We finish cleaning the animals’ stalls and then lead the lady goat to a small field with tall grass. The other goats and the sheep wander the sprawling forest out back but she is too athletic, used to climb the low fences separating Tamer and Şadan’s forest from the neighbors and get them into trouble. So they have us tether her to a stake that we drive into a different spot in the grassy field each day, hoping that if we position her with a fresh view and unchomped grass and refresh her water bucket then she won’t bawl in loneliness all day. But she always bawls and the endless sound of it hurts Brett. We looked it up and the internet says goats aren’t supposed to be tethered and left alone all day. We are only here for two weeks, though, and can’t do anything about it like reinforce their fence with electrical wire, which the internet says is okay for goats.

Lady goat competes with the calves for hay
After we tie up the lady goat and the calves, who don’t mind being tethered so much except they would rather be destroying the fruit trees, it is lunch and siesta time, not necessarily in that order. Ayşe cooks vegetable and goat dishes in clay pots in an indoor-outdoor kitchen thick with flies. She sometimes rolls dough on a floured wooden platform into impossibly thin circles that she uses for börek pastries or gözleme crepes filled with cheese and spinach. I have tried to ask Ayşe for instructions when Brett or I can’t roll dough thinly enough or squeeze milk from udders. She encourages Brett’s apprenticeship and is endlessly amused by my willingness to do women’s work like rolling dough or wrapping rice in grape leaves, but she is too expert to know what she is doing and teach it. You haven’t gotten used to it yet, try again, is usually her answer. Ayşe learned by watching: when she was a little girl, she told me with Şadan serving as a Turkish-to-Turkish interpreter, she peeked in on her mother making börek and her mother caught her and chased her off. Her mother said that once Ayşe learned to make börek she would be marriageable and her mother wasn’t ready to part with her.


Şadan and Tamer’s son Can and daughter Oya live in İzmir an hour away and sometimes stay at the farm and feed the ducks. Can designs urban furniture, hand tools and sesame pretzel trucks and Oya is to her mother’s chagrin an international trade specialist: formerly frozen foods and now chemical cleaning products. Efe the goat, our favorite, will be served at Can’s wedding, now it seems delayed until next year.

Oya and Şadan henna Brett's hands
We nap and sometimes while we do Şadan gives a voice lesson to a male pop singer who drives from İzmir in a white BMW with a modeling agency advertisement stenciled on the side in gold letters. She was a singer and then university vocal teacher; eight years ago she retired and they bought the farm, at the time a pine forest full of scorpions.
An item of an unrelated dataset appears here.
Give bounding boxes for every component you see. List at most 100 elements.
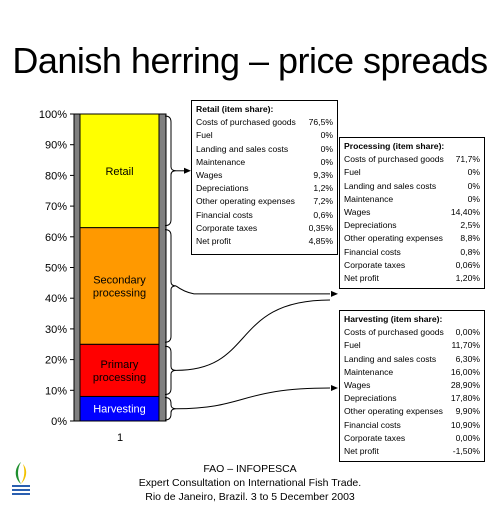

Tamer still works as a pediatrician, commuting an hour to İzmir most days, because the farm is still nowhere near self-sufficient or profitable.

Tamer and I work on the canal
Ram, with his cowed mate
After the worst of the day’s heat, we emerge from the guest room under the main house’s balcony and Şadan in her harem pants and hippy tunic assigns us work grooming her Fukuoka organic gardens or the grape vines or in the forest. Our favorite place to work is the forest, where there is shade and breeze and the goats keep us company. The ram is curious about us too but Şadan warned us not to pet his head because once you get friendly with him he will ram you. Ram’s favorite is Efe the goat. He stays close to Efe’s side all day and tries to mount him whenever given an opportunity. Once we watched as ram charged and rammed Efe, first in the side and then skull to skull with loud thwacks. Luckily Efe also has thick protruding skull bones for such encounters. Efe likes his skull bones and the back of his ears scratched and tilts his head in anticipation when Brett approaches him.


Efe
Our crowning achievement in the forest has been a canal that carries waste water from the animal stalls out back to a muck pit and then downhill into the trees through pipes that we unblocked. Manure will sit and compost in the muck pit and then be collected to fertilize the Fukuoka gardens. Fresh manure should not be used as fertilizer—one of the many basic facts we have learned.